Interlayer Reinforcement in Shotcrete-3D-Printing

Abstract

Additive manufacturing with cement-based materials has recently become increasingly common on construction site. The high degree of freedom in individual geometric shapes, the associated potential for resource-efficient designs, and the high degree of automation could make this technology a milestone in the history of construction industry. Many of the existing manufacturing techniques are initially based on unreinforced concrete. However, for many structural elements, the use of reinforcement is indispensable and therefore the reinforcement integration represents a prerequisite. One promising reinforcement strategy is the use of interlayer reinforcement. This method specifically uses the layered characteristic of the additive manufacturing process by integrating reinforcement between the applied layers.
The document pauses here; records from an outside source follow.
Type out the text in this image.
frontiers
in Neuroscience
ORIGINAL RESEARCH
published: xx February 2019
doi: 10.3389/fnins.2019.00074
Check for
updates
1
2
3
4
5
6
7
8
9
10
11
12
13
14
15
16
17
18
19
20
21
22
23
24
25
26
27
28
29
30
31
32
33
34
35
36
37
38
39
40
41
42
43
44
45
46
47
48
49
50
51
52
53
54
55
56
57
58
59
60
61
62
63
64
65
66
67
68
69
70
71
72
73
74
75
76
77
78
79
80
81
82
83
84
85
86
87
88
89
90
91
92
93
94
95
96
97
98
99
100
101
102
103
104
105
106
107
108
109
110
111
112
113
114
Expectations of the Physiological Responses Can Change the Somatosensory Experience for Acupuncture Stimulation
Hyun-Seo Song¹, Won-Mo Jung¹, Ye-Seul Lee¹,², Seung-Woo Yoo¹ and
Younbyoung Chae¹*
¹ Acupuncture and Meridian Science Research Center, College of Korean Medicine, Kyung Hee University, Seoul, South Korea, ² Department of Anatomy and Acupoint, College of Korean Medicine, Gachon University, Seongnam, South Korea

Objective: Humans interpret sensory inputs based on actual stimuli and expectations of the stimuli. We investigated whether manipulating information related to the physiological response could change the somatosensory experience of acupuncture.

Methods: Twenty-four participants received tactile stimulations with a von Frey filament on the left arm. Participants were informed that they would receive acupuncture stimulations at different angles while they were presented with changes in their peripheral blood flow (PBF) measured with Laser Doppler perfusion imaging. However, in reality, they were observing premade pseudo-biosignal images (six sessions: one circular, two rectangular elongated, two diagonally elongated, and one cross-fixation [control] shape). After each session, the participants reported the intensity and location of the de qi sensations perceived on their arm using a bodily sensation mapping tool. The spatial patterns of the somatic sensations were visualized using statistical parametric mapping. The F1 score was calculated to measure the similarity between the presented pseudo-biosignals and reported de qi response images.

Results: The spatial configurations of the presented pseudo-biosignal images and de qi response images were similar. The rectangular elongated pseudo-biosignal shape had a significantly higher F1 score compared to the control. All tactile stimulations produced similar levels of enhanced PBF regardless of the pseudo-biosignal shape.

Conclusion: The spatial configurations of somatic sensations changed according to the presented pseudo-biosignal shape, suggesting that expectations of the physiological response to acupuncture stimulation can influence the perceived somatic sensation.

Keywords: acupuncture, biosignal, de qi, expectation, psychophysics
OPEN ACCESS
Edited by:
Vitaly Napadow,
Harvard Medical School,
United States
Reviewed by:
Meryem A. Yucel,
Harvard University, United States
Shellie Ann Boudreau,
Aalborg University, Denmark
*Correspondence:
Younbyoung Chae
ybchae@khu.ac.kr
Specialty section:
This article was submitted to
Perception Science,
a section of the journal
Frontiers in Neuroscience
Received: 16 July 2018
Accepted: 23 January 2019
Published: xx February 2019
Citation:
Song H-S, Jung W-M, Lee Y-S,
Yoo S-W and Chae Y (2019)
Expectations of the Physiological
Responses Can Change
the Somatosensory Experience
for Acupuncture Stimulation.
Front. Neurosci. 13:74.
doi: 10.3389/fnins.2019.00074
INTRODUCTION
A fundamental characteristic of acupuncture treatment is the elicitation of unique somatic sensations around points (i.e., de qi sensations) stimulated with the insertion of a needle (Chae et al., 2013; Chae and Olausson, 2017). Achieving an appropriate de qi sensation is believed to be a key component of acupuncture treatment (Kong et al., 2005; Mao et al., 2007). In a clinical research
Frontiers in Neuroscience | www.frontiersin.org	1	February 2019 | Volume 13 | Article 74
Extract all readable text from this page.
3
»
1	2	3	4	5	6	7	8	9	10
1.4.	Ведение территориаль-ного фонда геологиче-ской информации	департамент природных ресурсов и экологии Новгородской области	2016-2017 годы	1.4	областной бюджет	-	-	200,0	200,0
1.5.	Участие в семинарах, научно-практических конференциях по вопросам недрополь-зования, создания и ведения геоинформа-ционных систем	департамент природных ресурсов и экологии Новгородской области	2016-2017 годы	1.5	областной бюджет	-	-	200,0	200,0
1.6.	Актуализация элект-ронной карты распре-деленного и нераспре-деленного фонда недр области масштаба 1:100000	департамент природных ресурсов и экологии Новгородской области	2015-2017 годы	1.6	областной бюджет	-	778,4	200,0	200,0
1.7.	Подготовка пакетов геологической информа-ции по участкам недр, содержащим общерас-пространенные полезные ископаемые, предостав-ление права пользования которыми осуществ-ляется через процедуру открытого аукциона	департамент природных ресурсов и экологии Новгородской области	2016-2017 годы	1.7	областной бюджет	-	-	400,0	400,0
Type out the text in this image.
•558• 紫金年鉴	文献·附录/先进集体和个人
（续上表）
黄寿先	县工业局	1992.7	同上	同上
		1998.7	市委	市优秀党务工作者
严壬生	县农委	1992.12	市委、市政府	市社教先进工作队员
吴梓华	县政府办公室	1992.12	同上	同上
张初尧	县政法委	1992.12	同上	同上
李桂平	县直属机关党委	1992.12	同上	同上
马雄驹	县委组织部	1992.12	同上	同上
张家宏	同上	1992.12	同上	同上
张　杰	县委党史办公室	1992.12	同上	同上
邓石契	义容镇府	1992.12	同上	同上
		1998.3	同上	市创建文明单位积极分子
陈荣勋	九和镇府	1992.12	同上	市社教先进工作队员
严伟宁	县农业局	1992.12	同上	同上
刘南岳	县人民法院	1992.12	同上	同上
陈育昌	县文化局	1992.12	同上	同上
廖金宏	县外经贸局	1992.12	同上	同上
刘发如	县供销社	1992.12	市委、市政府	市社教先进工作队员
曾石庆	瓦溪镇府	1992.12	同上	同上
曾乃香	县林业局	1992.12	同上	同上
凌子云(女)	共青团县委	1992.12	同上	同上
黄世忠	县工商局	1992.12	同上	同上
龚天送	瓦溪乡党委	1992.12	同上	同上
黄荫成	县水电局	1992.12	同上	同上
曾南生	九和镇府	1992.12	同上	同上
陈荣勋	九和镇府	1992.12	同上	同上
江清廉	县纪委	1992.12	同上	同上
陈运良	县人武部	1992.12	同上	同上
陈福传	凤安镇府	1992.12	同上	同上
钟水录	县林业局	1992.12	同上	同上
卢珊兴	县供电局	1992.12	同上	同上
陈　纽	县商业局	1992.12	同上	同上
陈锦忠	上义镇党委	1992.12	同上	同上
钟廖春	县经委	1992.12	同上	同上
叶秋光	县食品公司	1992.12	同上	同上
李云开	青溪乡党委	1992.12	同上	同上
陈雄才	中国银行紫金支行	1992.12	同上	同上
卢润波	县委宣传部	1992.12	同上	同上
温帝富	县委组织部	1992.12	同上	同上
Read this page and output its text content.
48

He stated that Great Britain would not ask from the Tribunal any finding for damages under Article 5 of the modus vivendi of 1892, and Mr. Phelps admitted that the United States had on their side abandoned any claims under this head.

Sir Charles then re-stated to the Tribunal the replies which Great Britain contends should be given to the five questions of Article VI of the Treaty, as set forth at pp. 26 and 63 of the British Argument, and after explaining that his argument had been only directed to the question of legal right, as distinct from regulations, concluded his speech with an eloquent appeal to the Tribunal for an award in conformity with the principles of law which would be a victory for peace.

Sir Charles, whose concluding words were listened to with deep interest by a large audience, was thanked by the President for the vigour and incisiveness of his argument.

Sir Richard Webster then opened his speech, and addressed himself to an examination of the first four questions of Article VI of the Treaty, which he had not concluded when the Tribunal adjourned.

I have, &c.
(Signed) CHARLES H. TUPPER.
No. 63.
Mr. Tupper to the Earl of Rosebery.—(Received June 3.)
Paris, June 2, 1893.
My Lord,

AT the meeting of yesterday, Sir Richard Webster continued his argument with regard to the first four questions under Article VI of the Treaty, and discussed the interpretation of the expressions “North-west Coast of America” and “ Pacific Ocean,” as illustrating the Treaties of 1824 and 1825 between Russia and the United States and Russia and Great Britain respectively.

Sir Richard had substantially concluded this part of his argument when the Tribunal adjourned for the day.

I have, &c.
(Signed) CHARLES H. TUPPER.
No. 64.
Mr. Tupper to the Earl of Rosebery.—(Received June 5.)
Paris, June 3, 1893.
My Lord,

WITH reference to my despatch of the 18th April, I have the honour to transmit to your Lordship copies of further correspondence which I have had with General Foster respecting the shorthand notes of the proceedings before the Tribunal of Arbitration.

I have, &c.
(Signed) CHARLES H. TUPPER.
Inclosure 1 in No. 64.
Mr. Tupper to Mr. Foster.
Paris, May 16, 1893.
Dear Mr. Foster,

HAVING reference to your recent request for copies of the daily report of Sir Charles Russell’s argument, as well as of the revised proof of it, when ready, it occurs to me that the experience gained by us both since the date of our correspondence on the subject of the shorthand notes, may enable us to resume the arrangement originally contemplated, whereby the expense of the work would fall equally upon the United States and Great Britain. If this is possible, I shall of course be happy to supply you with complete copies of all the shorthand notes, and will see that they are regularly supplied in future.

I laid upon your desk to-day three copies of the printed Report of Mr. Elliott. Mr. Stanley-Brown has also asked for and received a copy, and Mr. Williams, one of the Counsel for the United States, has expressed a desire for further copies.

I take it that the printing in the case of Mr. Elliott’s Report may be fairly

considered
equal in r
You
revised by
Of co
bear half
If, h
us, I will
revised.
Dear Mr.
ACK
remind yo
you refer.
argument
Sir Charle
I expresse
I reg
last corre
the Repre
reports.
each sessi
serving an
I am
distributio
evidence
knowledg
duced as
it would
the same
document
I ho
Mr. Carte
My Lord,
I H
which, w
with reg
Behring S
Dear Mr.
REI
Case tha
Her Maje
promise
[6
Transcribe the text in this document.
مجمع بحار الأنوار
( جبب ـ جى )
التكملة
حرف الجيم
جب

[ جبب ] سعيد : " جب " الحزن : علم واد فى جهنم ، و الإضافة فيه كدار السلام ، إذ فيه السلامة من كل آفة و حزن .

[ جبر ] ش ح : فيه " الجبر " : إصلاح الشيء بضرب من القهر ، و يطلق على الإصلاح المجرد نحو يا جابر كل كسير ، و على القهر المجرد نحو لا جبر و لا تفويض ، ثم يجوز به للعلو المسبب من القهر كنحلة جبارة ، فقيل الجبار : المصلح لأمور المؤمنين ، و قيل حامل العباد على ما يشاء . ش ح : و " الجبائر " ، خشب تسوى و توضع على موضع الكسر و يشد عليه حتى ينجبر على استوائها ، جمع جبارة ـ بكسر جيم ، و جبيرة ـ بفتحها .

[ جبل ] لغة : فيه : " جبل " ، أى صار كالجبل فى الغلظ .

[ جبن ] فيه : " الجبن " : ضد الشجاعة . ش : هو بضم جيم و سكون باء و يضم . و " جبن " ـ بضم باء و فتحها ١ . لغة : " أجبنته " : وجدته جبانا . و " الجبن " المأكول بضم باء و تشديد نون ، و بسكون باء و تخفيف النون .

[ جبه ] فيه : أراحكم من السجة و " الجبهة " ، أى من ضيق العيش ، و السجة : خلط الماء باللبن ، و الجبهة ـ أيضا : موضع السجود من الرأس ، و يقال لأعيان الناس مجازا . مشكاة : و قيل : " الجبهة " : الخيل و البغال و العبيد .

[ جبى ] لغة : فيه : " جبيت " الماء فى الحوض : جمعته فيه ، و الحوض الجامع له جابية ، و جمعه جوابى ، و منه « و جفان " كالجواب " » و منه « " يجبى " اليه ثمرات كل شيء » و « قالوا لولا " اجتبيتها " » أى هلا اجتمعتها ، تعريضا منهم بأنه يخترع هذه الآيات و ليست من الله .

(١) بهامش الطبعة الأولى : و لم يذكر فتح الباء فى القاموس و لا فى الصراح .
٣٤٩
In combination with an adaptive path planning, it is therefore possible to manufacture force-flow-compliant reinforced elements with a minimal increase in process complexity compared to an unreinforced production. However, besides the integration process itself, material-process interactions represent an important research topic. Especially for Shotcrete-3D-Printing, the use of accelerators can significantly change the structural build-up of the applied material and thus effect the bonding ability of the sprayed concrete to the integrated reinforcement element. The present study investigates the effect of accelerator dosage on the bond properties of integrated rebars. The resulting bond is analyzed non-destructively via computed tomography and mechanically by pull-out tests according to RILEM RC6. The results show that the material compaction caused by the sprayed application leads to excellent bond properties. However, by using high accelerator dosages, bond deteriorations can be observed.